A legislative group that represents every Virginia county, the Virginia Association of Counties, believes the taxation decisions should be for Virginia local governments to make and opposed the extension of the exemptions.
“The extension of a mandated subsidy from local revenues will result in significant loss of future revenues that would otherwise be utilized to fund state-mandated services such as education, public safety and human services,” said Joe Lerch, director of local government policy for the Virginia Association of Counties.
On the other end, proponents of the utility-scale solar construction industry already are looking to push that exemption another six years to 2030, arguing that the exemptions are necessary for the continued development of the energy resource.
“If that tax incentive was not in place, you could not have the had the kind of development that was necessary,” said David Murray, executive director of the Maryland-DC-Delaware-Virginia Energy Industry Association.
Another bill would allow localities to replace the machinery and tools tax with an energy tax of $1,400 per megawatt of capacity.
“This is the flagship bill that we worked out with the localities,” Murray said.
This method would differ in effectiveness and revenue generated depending on the size of the project and the local tax rates, Lerch said.
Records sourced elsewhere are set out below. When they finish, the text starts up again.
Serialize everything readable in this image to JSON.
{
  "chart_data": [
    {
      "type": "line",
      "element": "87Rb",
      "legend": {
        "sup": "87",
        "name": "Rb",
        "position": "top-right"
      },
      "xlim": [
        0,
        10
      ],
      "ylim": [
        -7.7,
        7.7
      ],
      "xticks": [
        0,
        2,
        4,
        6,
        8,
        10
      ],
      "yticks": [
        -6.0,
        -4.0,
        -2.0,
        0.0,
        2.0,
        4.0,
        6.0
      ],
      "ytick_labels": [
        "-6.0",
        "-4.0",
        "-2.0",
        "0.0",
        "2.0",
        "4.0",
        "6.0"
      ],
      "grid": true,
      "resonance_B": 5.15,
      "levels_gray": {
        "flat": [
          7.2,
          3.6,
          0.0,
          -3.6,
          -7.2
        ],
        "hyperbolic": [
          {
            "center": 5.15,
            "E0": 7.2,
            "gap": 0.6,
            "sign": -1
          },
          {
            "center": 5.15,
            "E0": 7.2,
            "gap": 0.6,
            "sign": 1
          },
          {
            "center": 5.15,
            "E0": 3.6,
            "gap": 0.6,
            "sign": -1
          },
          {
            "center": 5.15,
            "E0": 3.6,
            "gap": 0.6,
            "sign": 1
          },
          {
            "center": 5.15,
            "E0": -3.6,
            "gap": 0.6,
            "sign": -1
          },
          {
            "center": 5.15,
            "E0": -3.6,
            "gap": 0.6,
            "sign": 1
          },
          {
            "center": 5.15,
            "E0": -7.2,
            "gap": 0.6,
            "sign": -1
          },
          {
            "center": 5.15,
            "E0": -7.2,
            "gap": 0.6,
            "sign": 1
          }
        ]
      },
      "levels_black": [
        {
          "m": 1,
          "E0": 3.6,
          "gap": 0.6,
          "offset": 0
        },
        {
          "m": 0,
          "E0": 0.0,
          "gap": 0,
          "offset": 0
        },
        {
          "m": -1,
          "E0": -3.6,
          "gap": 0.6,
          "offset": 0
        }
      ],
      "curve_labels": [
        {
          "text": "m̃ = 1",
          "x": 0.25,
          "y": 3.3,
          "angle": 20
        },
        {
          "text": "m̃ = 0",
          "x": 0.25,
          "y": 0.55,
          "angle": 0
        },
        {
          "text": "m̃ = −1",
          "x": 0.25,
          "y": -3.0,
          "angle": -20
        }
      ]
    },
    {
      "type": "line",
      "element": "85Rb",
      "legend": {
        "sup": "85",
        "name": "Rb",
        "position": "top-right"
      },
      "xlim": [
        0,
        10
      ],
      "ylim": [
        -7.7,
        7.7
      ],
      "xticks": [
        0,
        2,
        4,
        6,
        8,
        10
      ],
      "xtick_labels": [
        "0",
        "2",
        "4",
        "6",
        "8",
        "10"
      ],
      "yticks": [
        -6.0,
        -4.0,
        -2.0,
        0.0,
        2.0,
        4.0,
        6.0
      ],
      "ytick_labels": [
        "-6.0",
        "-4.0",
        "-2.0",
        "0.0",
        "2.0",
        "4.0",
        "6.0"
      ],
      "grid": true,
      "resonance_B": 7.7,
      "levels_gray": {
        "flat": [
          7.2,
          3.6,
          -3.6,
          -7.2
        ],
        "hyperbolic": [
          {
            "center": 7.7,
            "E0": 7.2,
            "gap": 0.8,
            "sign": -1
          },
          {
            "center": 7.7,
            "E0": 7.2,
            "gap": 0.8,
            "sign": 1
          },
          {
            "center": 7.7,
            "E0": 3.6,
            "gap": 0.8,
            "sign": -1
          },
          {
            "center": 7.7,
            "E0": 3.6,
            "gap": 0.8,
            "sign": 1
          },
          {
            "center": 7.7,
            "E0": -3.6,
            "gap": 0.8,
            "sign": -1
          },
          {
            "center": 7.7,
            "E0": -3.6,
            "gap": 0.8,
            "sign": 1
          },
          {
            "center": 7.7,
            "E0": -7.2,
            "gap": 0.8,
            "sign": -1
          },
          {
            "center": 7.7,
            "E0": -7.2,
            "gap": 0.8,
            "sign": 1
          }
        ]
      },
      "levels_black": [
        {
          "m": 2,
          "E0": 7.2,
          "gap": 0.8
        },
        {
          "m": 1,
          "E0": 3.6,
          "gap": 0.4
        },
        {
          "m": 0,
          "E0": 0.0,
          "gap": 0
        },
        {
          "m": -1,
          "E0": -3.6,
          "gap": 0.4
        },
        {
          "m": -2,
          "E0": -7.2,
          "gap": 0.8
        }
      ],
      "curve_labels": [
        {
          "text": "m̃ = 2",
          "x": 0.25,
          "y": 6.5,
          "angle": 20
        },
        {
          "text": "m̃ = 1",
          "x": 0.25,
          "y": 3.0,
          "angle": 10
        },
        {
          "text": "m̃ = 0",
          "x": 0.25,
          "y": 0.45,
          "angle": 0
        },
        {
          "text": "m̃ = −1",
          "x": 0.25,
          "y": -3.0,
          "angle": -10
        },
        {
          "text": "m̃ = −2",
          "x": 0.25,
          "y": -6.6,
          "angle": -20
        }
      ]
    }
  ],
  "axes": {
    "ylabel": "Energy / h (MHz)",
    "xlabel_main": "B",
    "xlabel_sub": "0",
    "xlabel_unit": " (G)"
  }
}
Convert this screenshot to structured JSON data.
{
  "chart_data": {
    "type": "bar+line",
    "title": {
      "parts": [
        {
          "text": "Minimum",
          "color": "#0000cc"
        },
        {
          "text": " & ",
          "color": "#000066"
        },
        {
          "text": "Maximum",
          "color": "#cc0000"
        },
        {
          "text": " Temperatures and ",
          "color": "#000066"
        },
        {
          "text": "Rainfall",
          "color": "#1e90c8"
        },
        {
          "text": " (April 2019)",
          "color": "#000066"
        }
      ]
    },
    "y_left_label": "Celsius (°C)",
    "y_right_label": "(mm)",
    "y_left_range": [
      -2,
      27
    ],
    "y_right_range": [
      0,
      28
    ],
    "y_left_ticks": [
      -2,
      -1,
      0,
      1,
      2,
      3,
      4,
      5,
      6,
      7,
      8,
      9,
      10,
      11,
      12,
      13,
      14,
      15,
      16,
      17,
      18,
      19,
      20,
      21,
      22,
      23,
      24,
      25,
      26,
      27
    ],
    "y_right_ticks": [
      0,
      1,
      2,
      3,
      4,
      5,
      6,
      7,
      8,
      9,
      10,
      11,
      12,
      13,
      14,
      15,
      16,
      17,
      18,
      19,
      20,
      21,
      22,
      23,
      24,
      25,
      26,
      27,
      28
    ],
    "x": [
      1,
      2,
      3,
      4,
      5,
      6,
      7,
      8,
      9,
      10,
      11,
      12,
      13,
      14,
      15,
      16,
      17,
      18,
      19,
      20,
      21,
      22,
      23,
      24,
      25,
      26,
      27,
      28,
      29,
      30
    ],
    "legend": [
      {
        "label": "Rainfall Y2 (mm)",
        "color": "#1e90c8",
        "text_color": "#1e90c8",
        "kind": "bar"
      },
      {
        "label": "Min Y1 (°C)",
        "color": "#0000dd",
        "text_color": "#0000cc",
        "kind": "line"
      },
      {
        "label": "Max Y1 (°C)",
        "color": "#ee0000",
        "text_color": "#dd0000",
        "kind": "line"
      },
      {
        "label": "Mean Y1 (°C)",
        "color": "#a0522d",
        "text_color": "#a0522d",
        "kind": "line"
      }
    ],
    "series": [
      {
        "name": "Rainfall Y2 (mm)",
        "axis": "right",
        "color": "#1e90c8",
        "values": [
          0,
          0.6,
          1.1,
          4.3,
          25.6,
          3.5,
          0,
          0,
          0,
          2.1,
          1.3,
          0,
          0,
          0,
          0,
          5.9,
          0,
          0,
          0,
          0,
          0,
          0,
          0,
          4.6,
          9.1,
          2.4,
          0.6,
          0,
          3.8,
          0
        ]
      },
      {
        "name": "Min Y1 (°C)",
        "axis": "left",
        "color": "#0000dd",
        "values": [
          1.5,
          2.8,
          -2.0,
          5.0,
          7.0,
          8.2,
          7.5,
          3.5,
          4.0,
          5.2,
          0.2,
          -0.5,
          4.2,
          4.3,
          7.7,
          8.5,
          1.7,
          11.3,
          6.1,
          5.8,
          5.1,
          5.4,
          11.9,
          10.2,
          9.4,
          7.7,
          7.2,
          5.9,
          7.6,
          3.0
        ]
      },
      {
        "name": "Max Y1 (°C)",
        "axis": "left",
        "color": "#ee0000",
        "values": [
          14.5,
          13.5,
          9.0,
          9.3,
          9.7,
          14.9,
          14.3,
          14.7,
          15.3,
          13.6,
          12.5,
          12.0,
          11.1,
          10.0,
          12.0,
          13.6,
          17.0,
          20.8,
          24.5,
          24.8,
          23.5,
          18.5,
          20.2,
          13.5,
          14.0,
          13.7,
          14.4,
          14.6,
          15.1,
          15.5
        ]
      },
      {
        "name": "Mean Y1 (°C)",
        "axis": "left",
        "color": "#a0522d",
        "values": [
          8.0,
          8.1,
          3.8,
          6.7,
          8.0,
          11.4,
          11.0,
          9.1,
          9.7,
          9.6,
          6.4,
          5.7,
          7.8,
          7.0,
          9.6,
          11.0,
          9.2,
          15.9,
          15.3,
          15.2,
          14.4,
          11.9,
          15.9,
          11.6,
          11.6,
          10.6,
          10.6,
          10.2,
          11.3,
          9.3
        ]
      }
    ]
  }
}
The change in revenue would be minimal in the beginning, when the projects are assessed at close to full value. But over the lifespan of the projects, this bill would allow for more consistent taxes that didn’t decline over the project’s lifespan, Murray said.
“The revenue is flat over time,” he said.
Once every proposed solar project in Pittsylvania County is operational, the energy tax would net nearly $500,000 annually.
When the tax policies for Virginia solar projects were arranged, they were beneficial and useful, Fogel said. But as is the case with all public policies, they need to be re-evaluated every few years at least to ensure that they still are mutually beneficial and fair for all parties involved, Fogel said.
“You want to make sure that that balance is correct,” Fogel said.